Of course, the change in stereotypes about laziness etc reflects the greater impact of neoliberal policy reforms in the English-speaking countries. So my question is: does neoliberalism cause current account deficits? And if so, is this a good thing reflecting the greater attractiveness of investment in these countries (the ‘consenting adults’ view, put forward prominently, though in a slightly different context by John Pitchford). Or is it a bad thing, reflecting debts incurred because of excessive borrowing by households and debts pumped up in speculative investment booms. Readers won’t be surprised to learn that I hold the latter view.

At the moment the’consenting adults’ view is dominant, particularly among supporters of neoliberalism. But looking at the way this group changed their tune after the Asian and Argentine crises, it’s not hard to predict that, in the event that things go sour, they will switch to the latter view very quickly and, as far as they can manage it, retrospectively (search on ‘crony capitalism’ for examples).
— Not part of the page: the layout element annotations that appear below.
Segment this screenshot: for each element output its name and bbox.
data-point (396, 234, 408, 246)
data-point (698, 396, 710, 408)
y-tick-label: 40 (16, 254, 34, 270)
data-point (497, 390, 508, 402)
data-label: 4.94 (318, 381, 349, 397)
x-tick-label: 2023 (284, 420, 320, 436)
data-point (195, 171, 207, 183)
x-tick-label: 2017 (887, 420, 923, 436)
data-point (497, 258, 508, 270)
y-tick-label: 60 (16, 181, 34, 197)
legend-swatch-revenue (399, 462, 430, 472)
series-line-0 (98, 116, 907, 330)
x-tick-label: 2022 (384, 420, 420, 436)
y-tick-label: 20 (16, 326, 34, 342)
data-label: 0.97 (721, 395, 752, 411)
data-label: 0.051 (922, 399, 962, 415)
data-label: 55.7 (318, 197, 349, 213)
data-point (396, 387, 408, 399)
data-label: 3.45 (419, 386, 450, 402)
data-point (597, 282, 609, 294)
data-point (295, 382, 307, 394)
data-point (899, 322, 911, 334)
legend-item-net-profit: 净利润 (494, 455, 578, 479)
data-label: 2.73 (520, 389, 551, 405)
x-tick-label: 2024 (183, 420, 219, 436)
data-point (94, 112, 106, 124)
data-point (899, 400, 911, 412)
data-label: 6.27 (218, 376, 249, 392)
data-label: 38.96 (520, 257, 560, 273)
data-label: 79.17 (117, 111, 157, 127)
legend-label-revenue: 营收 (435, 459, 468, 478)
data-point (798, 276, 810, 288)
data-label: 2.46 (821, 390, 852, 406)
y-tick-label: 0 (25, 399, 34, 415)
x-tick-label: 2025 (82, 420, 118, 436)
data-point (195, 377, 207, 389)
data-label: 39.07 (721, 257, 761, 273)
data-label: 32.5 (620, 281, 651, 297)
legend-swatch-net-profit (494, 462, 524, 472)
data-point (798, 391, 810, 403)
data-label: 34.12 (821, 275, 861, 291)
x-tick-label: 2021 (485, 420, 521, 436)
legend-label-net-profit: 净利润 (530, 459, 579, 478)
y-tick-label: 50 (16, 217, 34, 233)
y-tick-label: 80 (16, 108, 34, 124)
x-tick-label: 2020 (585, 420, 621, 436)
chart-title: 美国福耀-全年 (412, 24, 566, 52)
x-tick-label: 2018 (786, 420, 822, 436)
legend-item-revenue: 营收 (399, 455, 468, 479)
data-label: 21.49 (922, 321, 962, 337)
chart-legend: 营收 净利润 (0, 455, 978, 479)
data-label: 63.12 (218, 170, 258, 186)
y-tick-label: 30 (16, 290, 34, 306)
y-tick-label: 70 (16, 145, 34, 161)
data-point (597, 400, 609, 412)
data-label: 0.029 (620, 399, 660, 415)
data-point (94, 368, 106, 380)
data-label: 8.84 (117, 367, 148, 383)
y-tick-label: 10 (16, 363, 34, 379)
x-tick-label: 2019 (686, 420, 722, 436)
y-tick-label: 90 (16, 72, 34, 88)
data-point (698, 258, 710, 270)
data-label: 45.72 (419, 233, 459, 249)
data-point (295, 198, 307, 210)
Via Jack Strocchi, update billmon at Whiskey Bar has more detail on the US case, including a neat way of presenting the data I haven’t seen before. In recent years, imports have grown by 40 cents for every dollar of GDP growth. I need to think a bit more about this.

A number of commentators have defended the ‘consenting adults’ view and have asked for a ‘market failure’ reason why it isn’t right. The obvious candidate is the moral hazard produced when financial markets are deregulated but the central bank continues to act as a lender of last resort. Exhibit A is Australia in the 1980s, which is when we ran our foreign debt up to its current levels. I don’t suppose anyone is going to claim that the investments of Bond, Skase, Elliott and others were good ones. Most of the debt in this period was borrowed through the Big Four banks. In a regulated system, they would have been stopped. In a fully deregulated system they would have failed. As it was they were rescued (Westpac being the most notable case). The story of state-regulated institutions (building societies and State Banks) is more complex, but basically the same. I put this argument forward in a piece in 1992, Partial financial deregulation and the current account?, Economic Papers 11(1), 53?56, which I notice is not up on my website. Another job waiting to be done!